The Port of Piraeus deal marked a new chapter in Greco-Chinese relations. In 2016 and 2017, Prime Minister Alexis Tspiras and SYRIZA blocked the rest of the European Union from condemning China over its assertive behavior in the South China Sea and human rights abuses. These moves were widely, and correctly, seen as quid pro quo for Chinese investment in the port and future economic support. In 2018, Greece officially signed onto the Belt and Road memorandum, hoping for future Chinese investment in a rail corridor linking Athens to Budapest. Today, after COSCO’s investments in modernized infrastructure, the Port of Piraeus handles ten times its 2010 cargo volume, and is poised to become the biggest shipping port in the Mediterranean. But all has not been smooth sailing. Earlier this year, Greece’s Archeological Council temporarily halted further expansion of the port to preserve archeological sites. Some saw the move as an attempt to curry electoral support for Piraeus’ mayor, a SYRIZA member.

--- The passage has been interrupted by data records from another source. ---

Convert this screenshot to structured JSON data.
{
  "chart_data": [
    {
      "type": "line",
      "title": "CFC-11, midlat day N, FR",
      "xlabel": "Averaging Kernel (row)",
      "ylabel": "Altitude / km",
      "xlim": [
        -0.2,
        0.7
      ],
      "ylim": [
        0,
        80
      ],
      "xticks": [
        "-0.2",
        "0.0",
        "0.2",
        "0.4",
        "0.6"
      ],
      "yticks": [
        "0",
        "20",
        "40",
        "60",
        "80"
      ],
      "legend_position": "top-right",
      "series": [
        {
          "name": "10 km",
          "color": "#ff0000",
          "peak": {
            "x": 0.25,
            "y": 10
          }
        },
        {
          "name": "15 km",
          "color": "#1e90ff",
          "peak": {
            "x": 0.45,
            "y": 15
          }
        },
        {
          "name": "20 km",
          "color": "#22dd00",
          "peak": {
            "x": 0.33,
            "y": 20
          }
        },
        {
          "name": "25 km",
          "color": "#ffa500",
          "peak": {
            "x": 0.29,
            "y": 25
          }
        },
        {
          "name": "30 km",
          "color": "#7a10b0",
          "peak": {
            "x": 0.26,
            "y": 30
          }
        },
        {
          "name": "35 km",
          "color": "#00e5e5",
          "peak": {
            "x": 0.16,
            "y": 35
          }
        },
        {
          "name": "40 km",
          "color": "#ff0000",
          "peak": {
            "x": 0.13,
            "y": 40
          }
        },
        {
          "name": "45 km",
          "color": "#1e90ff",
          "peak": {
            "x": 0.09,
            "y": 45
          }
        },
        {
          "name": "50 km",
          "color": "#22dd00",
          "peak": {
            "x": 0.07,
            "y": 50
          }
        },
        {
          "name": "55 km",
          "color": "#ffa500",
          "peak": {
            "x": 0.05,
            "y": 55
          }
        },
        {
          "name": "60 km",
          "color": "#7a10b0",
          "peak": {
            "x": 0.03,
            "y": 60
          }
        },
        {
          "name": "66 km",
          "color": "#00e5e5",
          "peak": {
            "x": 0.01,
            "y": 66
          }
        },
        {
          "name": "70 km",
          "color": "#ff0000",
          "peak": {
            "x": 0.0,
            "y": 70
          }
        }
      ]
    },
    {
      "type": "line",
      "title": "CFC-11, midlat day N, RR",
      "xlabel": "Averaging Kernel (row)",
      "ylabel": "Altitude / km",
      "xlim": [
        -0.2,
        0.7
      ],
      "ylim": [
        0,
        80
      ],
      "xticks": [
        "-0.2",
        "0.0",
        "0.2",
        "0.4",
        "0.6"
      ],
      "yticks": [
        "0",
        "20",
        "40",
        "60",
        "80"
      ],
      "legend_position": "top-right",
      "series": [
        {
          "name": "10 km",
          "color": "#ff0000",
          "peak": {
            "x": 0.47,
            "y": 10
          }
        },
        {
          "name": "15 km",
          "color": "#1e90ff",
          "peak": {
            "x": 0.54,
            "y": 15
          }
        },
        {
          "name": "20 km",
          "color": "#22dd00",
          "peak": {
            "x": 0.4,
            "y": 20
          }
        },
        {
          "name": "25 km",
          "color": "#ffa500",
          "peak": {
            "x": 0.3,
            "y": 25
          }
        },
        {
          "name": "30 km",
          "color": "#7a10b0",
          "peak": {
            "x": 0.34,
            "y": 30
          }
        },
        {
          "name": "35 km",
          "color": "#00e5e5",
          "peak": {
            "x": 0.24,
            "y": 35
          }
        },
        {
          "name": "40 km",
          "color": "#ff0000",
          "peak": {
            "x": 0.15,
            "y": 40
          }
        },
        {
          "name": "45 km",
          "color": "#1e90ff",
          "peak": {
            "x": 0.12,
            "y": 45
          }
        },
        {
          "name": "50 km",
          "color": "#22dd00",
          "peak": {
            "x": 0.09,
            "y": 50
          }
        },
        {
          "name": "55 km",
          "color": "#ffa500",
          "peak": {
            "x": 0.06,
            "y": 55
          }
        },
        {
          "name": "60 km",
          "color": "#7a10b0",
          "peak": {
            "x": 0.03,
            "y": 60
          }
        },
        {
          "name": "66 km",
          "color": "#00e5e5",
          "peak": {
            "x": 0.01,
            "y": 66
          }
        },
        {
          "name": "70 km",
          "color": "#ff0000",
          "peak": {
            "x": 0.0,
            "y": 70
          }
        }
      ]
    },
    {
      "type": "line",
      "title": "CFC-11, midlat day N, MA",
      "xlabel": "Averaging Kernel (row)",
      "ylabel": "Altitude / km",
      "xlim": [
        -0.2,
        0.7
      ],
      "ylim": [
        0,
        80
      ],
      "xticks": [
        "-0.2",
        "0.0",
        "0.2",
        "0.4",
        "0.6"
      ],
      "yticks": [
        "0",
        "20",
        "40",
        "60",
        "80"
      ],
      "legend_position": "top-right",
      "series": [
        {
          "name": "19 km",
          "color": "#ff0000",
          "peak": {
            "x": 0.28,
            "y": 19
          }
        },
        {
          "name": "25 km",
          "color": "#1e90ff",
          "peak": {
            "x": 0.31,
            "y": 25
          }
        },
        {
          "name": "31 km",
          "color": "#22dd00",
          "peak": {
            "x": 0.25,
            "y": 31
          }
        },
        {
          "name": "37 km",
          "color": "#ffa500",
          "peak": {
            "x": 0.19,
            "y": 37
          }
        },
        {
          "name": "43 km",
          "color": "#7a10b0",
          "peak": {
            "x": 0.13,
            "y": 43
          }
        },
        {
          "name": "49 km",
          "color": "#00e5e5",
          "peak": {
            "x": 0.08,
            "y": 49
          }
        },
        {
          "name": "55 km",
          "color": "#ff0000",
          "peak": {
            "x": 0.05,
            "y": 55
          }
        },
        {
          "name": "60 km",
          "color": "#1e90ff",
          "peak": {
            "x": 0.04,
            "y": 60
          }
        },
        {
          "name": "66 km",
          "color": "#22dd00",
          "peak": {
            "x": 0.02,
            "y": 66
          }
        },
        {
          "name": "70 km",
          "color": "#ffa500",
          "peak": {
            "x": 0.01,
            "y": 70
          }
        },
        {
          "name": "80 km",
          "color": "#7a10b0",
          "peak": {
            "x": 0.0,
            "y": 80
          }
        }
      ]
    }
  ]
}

SYRIZA’s years of abandoning its left-wing principles eviscerated its grassroots support. In July, one of the lowest turnout elections in decades handed power back to New Democracy. Unlike SYRIZA, ND has no need to pose as a leftist party allegedly-committed to workers’ rights or resistance to foreign capital. The party ran openly on a pro-business platform pledging to secure as much foreign investment as possible. It thus comes as no shock that the new government deepened its economic ties with China during Xi’s recent visit, signing 16 different new agreements. These memoranda include an additional $675 million investment in the Port of Piraeus, expansion of Greek agricultural exports, and Chinese participation in energy infrastructure investments on Crete. Proffering an easy domestic win to ND, Xi offered China’s support on a symbolic and thorny cultural issue, proposing to help retrieve the Elgin Marbles from the British Museum in London.

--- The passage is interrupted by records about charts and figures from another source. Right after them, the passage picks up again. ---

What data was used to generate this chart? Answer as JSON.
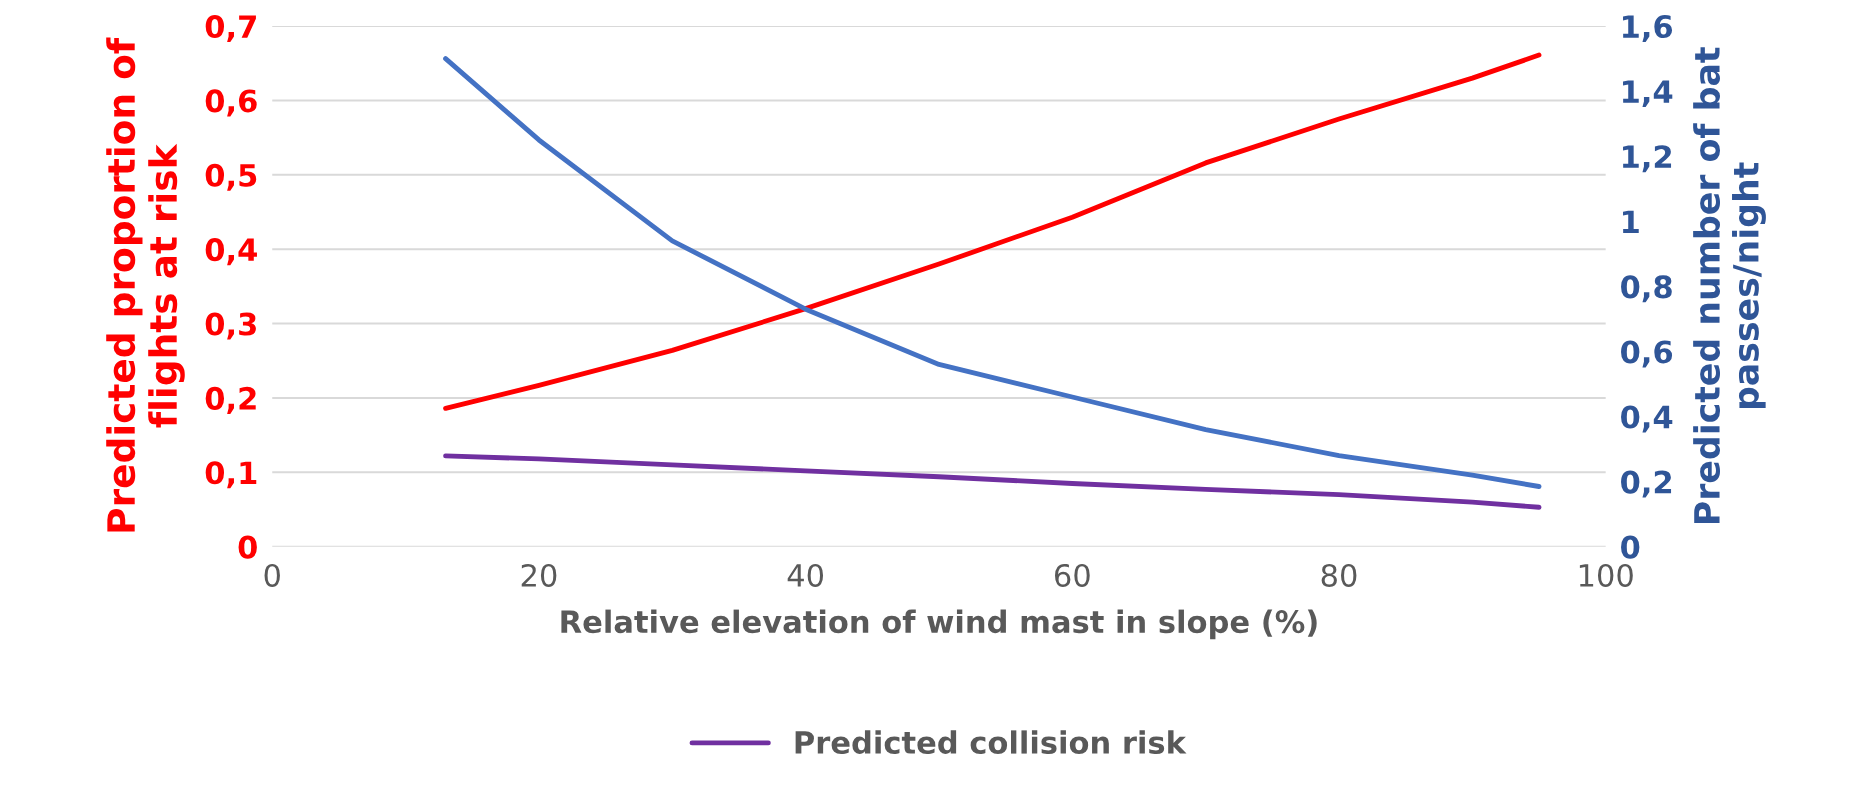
{
  "chart_data": {
    "type": "line",
    "xlabel": "Relative elevation of wind mast in slope (%)",
    "ylabel": "Predicted proportion of flights at risk",
    "y2label": "Predicted number of bat passes/night",
    "x": [
      13,
      20,
      30,
      40,
      50,
      60,
      70,
      80,
      90,
      95
    ],
    "series": [
      {
        "color": "#ff0000",
        "values": [
          0.186,
          0.217,
          0.264,
          0.32,
          0.38,
          0.443,
          0.516,
          0.575,
          0.63,
          0.661
        ]
      },
      {
        "color": "#4472c4",
        "axis": "y2",
        "values": [
          1.5,
          1.25,
          0.94,
          0.73,
          0.56,
          0.46,
          0.36,
          0.28,
          0.22,
          0.185
        ]
      },
      {
        "name": "Predicted collision risk",
        "color": "#7030a0",
        "values": [
          0.122,
          0.118,
          0.11,
          0.102,
          0.094,
          0.085,
          0.077,
          0.07,
          0.06,
          0.053
        ]
      }
    ],
    "xlim": [
      0,
      100
    ],
    "xticks": [
      0,
      20,
      40,
      60,
      80,
      100
    ],
    "ylim": [
      0,
      0.7
    ],
    "yticks": [
      0,
      {
        "value": 0.1,
        "label": "0,1"
      },
      {
        "value": 0.2,
        "label": "0,2"
      },
      {
        "value": 0.3,
        "label": "0,3"
      },
      {
        "value": 0.4,
        "label": "0,4"
      },
      {
        "value": 0.5,
        "label": "0,5"
      },
      {
        "value": 0.6,
        "label": "0,6"
      },
      {
        "value": 0.7,
        "label": "0,7"
      }
    ],
    "y2lim": [
      0,
      1.6
    ],
    "y2ticks": [
      0,
      {
        "value": 0.2,
        "label": "0,2"
      },
      {
        "value": 0.4,
        "label": "0,4"
      },
      {
        "value": 0.6,
        "label": "0,6"
      },
      {
        "value": 0.8,
        "label": "0,8"
      },
      1,
      {
        "value": 1.2,
        "label": "1,2"
      },
      {
        "value": 1.4,
        "label": "1,4"
      },
      {
        "value": 1.6,
        "label": "1,6"
      }
    ],
    "grid": "y",
    "legend": "bottom",
    "marker": "none",
    "line_style": "solid"
  }
}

The expansion of Chinese economic interests in Greece have raised U.S. fears of a further deterioration in NATO’s southeastern flank. With Turkey already acting as an ‘ally in name only,’ the prospect that Greece could fall further into China’s orbit, perhaps even serving as a future naval base in the Mediterranean, no doubt riles military planners. These fears are probably well-placed. Greece’s ostensible NATO allies like Germany and France have been bleeding it for years, imposing brutal fiscal constraints in order to shore up their own domestic banks. Turkey – Greece’s long-time rival and a fellow NATO member – has grown increasingly assertive as Erdogan’s AKP seeks to distract from the country’s economic deterioration. The United States is long on promises, pledges, and warnings about China, but short on the directed investment dollars that a country like Greece so desperately needs.

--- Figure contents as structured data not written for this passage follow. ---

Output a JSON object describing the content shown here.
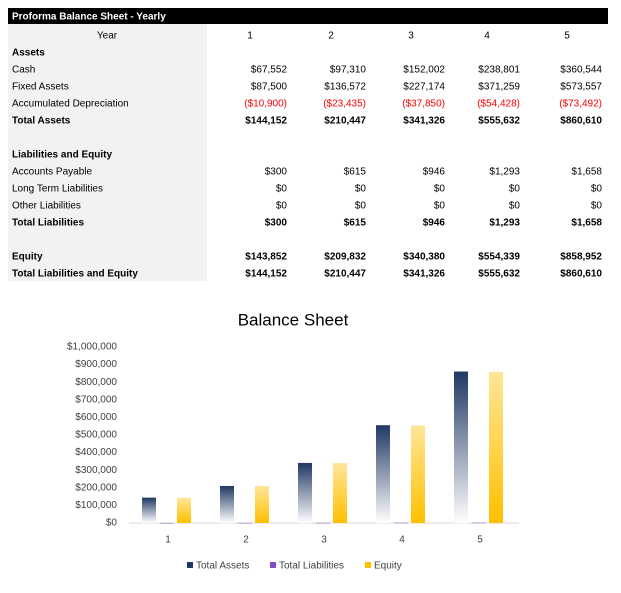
{
  "table": {
    "title": "Proforma Balance Sheet - Yearly",
    "header": "Year",
    "columns": [
      "1",
      "2",
      "3",
      "4",
      "5"
    ],
    "sections": [
      {
        "heading": "Assets",
        "rows": [
          {
            "label": "Cash",
            "values": [
              "$67,552",
              "$97,310",
              "$152,002",
              "$238,801",
              "$360,544"
            ]
          },
          {
            "label": "Fixed Assets",
            "values": [
              "$87,500",
              "$136,572",
              "$227,174",
              "$371,259",
              "$573,557"
            ]
          },
          {
            "label": "Accumulated Depreciation",
            "values": [
              "($10,900)",
              "($23,435)",
              "($37,850)",
              "($54,428)",
              "($73,492)"
            ],
            "color": "#ff0000"
          },
          {
            "label": "Total Assets",
            "values": [
              "$144,152",
              "$210,447",
              "$341,326",
              "$555,632",
              "$860,610"
            ],
            "bold": true
          }
        ]
      },
      {
        "heading": "Liabilities and Equity",
        "rows": [
          {
            "label": "Accounts Payable",
            "values": [
              "$300",
              "$615",
              "$946",
              "$1,293",
              "$1,658"
            ]
          },
          {
            "label": "Long Term Liabilities",
            "values": [
              "$0",
              "$0",
              "$0",
              "$0",
              "$0"
            ]
          },
          {
            "label": "Other Liabilities",
            "values": [
              "$0",
              "$0",
              "$0",
              "$0",
              "$0"
            ]
          },
          {
            "label": "Total Liabilities",
            "values": [
              "$300",
              "$615",
              "$946",
              "$1,293",
              "$1,658"
            ],
            "bold": true
          }
        ]
      },
      {
        "rows": [
          {
            "label": "Equity",
            "values": [
              "$143,852",
              "$209,832",
              "$340,380",
              "$554,339",
              "$858,952"
            ],
            "bold": true
          },
          {
            "label": "Total Liabilities and Equity",
            "values": [
              "$144,152",
              "$210,447",
              "$341,326",
              "$555,632",
              "$860,610"
            ],
            "bold": true
          }
        ]
      }
    ]
  },
  "chart_data": {
    "type": "bar",
    "title": "Balance Sheet",
    "categories": [
      "1",
      "2",
      "3",
      "4",
      "5"
    ],
    "series": [
      {
        "name": "Total Assets",
        "color": "#203864",
        "values": [
          144152,
          210447,
          341326,
          555632,
          860610
        ]
      },
      {
        "name": "Total Liabilities",
        "color": "#7f4fc9",
        "values": [
          300,
          615,
          946,
          1293,
          1658
        ]
      },
      {
        "name": "Equity",
        "color": "#ffc000",
        "values": [
          143852,
          209832,
          340380,
          554339,
          858952
        ]
      }
    ],
    "ylim": [
      0,
      1000000
    ],
    "yticks": [
      {
        "value": 0,
        "label": "$0"
      },
      {
        "value": 100000,
        "label": "$100,000"
      },
      {
        "value": 200000,
        "label": "$200,000"
      },
      {
        "value": 300000,
        "label": "$300,000"
      },
      {
        "value": 400000,
        "label": "$400,000"
      },
      {
        "value": 500000,
        "label": "$500,000"
      },
      {
        "value": 600000,
        "label": "$600,000"
      },
      {
        "value": 700000,
        "label": "$700,000"
      },
      {
        "value": 800000,
        "label": "$800,000"
      },
      {
        "value": 900000,
        "label": "$900,000"
      },
      {
        "value": 1000000,
        "label": "$1,000,000"
      }
    ],
    "legend": "bottom"
  }
}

Greece has few bargaining chips to attract foreign investment other than its strategic location, and only China seems willing to invest the billions necessary to take advantage of that fact. The new ND government needs to make no pretense that it is not doing whatever it can to keep Chinese investment flowing by appeasing its interests. To be sure, there will be a degree of balancing – Greece cannot yet afford to ditch its European and U.S. allies in favor of China alone. But as long as Chinese money continues flowing into the country, there can be no doubt that China’s influence in its most promising foothold in southern Europe will continue to expand.